Pete lives an outwardly simple life in the city of Chicago. Being a paramedic in a major city is complicated enough and emotionally he’s just getting by. He takes care of his mom when he can, because that’s what he does, takes care of people. He rents out a room in his apartment to a tattoo artist; the enigmatic (even to himself) Ash.
The story is told in two very distinct first person voices, thus the underlying story, at least for Ash, is told through introspection. Ash is complicated, questioning himself on everything, which is a powerful storytelling tool when handled well, and keeps the reader immersed in the story. After the initial point of view shift, I was never confused about who was telling the story.
You’ve got to love Ash. He’s confused about nearly everything except how to survive on the street and his efforts to blend in, especially in his conversations with Pete (i.e. Ash has no idea who Oliver Twist is or what a tetanus shot is for) are wry and sweet.

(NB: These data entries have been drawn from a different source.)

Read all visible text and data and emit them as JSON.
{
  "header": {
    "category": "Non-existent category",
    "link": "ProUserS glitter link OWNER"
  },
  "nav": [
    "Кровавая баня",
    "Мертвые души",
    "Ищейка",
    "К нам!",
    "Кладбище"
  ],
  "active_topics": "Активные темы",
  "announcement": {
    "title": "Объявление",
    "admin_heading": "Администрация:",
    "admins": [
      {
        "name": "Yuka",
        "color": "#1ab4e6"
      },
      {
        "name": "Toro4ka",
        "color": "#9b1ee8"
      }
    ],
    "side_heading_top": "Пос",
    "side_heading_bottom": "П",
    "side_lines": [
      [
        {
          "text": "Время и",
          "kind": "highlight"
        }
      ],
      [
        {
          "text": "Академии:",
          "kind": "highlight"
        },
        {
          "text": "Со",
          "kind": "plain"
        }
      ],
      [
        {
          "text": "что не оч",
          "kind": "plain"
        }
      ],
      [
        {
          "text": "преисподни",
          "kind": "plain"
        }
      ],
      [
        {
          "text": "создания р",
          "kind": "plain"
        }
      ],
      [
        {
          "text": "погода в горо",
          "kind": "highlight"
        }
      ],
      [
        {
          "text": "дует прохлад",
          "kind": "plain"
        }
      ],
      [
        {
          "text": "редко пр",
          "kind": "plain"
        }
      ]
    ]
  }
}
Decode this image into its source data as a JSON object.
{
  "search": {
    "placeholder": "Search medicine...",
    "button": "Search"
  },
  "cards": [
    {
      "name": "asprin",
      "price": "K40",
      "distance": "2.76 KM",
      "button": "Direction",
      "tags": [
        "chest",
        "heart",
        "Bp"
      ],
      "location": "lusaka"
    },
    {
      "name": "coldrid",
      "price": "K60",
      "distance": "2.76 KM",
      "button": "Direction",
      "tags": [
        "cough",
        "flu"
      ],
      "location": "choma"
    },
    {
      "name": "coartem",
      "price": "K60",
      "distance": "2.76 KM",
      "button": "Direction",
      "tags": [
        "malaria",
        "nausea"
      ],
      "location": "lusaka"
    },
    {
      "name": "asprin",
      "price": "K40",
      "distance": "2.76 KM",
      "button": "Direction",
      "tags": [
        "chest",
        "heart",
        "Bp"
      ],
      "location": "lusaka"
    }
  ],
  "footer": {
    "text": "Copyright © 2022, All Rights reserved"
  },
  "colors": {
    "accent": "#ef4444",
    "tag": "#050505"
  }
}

Even when the street kid inside him lashes out at Pete, Pete reacts with patience and understanding, because he knows a hurt and wounded creature when he sees one. He knows a former junkie when he sees one, too, yet his attraction for Ash, their mutual attraction, is growing.
On-the-job violence and the murder of a young boy exact a terrible toll on Pete and Ash and begins to unravel the mystery surrounding Ash, but nearly destroys their relationship.
Read this book if you like angst and powerful emotions breaking the hearts of your heroes before they get to their well-earned happy endings.